Tabella sintetica delle idee chiave
| Problema | Effetto | Indicazione pratica |
|---|---|---|
| Interruzioni frequenti | Aumento stress e residuo di attenzione | Bloccare periodi senza notifiche |
| Switching cost | Maggiore tempo e più errori | Raggruppare attività simili |
| Identità lavorativa frammentata | Perdita di senso di competenza | Impegni pubblici di focus e revisioni profonde |
FAQ
Il multitasking è dannoso sempre o solo in certi casi?
Non è una legge universale che vale per ogni contesto. Il danno dipende dal tipo di compiti. Attività automatiche e ripetitive possono convivere con leggere interruzioni, mentre compiti creativi o decisioni complesse richiedono tempo continuo di attenzione. La vera regola pratica è misurare: se dopo una sessione frammentata servono più correzioni o più tempo di quanto avevi pianificato allora il multitasking sta perdendo il suo presunto vantaggio.
Come riconosco se il multitasking sta minando la qualità del mio lavoro?
Osserva il tipo di errori che fai e quanto tempo impieghi a recuperarli. Se trovi che ripeti spesso le stesse spiegazioni, perdi dettagli rilevanti o devi rileggere documenti per capirli di nuovo, probabilmente sei in una modalità di attenzione spezzata. Un piccolo esperimento è tenere un diario per una settimana e segnare il tempo speso in interruzioni e il tempo perso per correggere errori.
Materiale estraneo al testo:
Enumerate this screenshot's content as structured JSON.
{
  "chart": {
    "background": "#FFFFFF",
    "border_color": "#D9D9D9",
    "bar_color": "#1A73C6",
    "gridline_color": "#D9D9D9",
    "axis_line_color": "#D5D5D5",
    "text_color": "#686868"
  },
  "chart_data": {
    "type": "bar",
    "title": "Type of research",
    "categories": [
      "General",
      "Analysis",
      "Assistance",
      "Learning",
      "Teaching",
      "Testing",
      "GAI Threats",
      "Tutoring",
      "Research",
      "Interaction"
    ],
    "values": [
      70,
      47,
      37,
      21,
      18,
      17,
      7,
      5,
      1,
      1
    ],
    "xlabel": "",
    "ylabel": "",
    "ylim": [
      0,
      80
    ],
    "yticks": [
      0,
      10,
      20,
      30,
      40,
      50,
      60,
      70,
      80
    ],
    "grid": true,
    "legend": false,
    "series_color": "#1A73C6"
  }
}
Esistono lavori in cui il multitasking è inevitabile?
Sì, certi ruoli richiedono gestione contemporanea di più flussi informativi. In questi casi la strategia non è eliminare il multitasking ma strutturarlo: ruoli di switching richiedono protocolli, pause e checkpoint di recupero. Non è eroico accettare di lavorare così senza difese organizzative: serve progettare il lavoro per quei limiti cognitivi.
Posso allenarmi a tollerare più interruzioni senza perdere efficienza?
Ci sono abilità che migliorano la gestione delle interruzioni come il chunking e l’uso di microrituali di ripresa dell’attenzione. Però c’è un limite biologico: alcune funzioni cognitive non si espandono all’infinito. Allenarsi aiuta, ma non trasforma il multitasking in qualcosa che la macchina riesce a fare meglio di noi.
Quale sarà il prossimo passo della ricerca su questo tema?
La ricerca sta andando verso misure più ecologiche e longitudinali che guardano all’impatto sul senso di sé e sulle decisioni a lungo termine. Gli studi non si limitano più a misurare minuti persi ma esplorano come la frammentazione dell’attenzione modella la carriera e la creatività. Personalmente seguo con curiosità questi sviluppi: sono i dati che possono cambiare pratiche organizzative e culturali.
Se hai letto fin qui probabilmente hai già capito qualcosa: il multitasking non è un trucco da applauso. È una scelta culturale e personale. Scegliere dove mettere attenzione è forse la più difficile delle libertà.